BCT Editorial – 10/21/10

 


This page was last updated on October 21, 2010.


Equal access; Editorial; Beaver County Times; October 21, 2010.

The Times published a previous editorial entitled “Scare tactics” on this topic.

This editorial illustrates two beliefs of the Times.

First, the editorial doesn’t appear to grasp the fact ISPs provide their service using their private property.  The government has no business telling private businesses how to run their networks.  If ISPs want to charge content providers, that should be their choice.  While the Times is at it, why not rant about supermarkets.  Why?  Supermarkets decide what products will be sold and suppliers pay supermarkets for preferential product placement.  What about the Times itself?  Are we to believe the Times accepts all ads and charges the same for all ads it runs?  As a reminder, the Times refused to run an ad for this website.

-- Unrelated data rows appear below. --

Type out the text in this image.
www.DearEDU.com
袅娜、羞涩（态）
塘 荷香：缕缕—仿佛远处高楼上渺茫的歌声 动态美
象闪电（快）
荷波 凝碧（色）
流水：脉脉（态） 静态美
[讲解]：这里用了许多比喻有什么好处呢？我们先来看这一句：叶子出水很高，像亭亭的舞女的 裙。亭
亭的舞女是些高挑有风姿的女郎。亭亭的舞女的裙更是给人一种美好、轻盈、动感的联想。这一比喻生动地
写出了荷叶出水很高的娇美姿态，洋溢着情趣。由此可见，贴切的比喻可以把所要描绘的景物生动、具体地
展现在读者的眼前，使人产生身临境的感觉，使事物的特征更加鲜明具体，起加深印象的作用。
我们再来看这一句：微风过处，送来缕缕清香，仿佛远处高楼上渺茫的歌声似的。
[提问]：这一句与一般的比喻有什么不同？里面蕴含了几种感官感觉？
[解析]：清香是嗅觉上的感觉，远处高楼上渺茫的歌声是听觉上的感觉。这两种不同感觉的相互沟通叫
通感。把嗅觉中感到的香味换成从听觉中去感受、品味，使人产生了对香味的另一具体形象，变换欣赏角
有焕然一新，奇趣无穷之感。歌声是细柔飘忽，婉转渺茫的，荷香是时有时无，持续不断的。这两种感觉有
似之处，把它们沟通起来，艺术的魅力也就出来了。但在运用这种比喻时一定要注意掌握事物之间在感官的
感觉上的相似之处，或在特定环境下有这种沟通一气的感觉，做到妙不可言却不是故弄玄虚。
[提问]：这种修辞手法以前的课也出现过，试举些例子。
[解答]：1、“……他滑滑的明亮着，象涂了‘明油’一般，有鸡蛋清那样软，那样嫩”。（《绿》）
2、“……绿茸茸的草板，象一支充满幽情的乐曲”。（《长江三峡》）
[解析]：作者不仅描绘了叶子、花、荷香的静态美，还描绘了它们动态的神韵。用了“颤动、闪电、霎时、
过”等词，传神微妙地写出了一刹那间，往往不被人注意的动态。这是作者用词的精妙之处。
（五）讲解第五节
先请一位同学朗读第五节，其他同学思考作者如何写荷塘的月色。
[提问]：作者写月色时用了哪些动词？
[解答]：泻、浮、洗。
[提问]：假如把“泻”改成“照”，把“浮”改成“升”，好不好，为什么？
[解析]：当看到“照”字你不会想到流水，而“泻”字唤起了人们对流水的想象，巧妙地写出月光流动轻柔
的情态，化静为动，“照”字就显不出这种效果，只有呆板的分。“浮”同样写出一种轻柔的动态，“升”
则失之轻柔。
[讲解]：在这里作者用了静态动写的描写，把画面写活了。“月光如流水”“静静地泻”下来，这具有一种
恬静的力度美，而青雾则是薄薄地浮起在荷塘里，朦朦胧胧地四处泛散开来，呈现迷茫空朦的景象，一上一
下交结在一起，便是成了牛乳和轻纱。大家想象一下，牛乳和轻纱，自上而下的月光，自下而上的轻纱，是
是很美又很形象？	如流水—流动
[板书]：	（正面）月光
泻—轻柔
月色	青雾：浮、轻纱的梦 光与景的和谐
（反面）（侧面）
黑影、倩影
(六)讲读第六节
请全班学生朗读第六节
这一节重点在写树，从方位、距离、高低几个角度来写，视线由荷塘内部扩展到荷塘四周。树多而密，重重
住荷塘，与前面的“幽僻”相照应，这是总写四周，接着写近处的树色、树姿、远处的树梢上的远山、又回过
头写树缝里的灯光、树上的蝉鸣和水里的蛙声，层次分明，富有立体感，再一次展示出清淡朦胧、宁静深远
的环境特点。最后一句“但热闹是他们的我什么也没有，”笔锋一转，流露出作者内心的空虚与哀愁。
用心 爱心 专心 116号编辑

Second, the Times believes we need a nanny state.  That’s evident in the following statement: “Net-neutrality doesn’t impose restrictions on users; it’s there to make sure the ISPs don’t exploit them.”  This is the same BS we get whenever government wants to increase its control over the people.

The editorial concludes with “The FCC has the authority to impose net-neutrality rules and should use that power to protect equal access to the Internet.”  Not exactly.  In April, a three-judge panel of the U.S. Court of Appeals for the District of Columbia ruled unanimously the FCC didn’t have the authority to implement its plan.

The editorial failed to note a big backer of the FCC plan is the organization misnamed “Free Press.”  I say the organization is misnamed because its positions are “premised on the idea that newsgathering is a public service” and thus should be government funded.  Does that sound like a free press to you?  Does this sound like an organization that has your best interests at heart?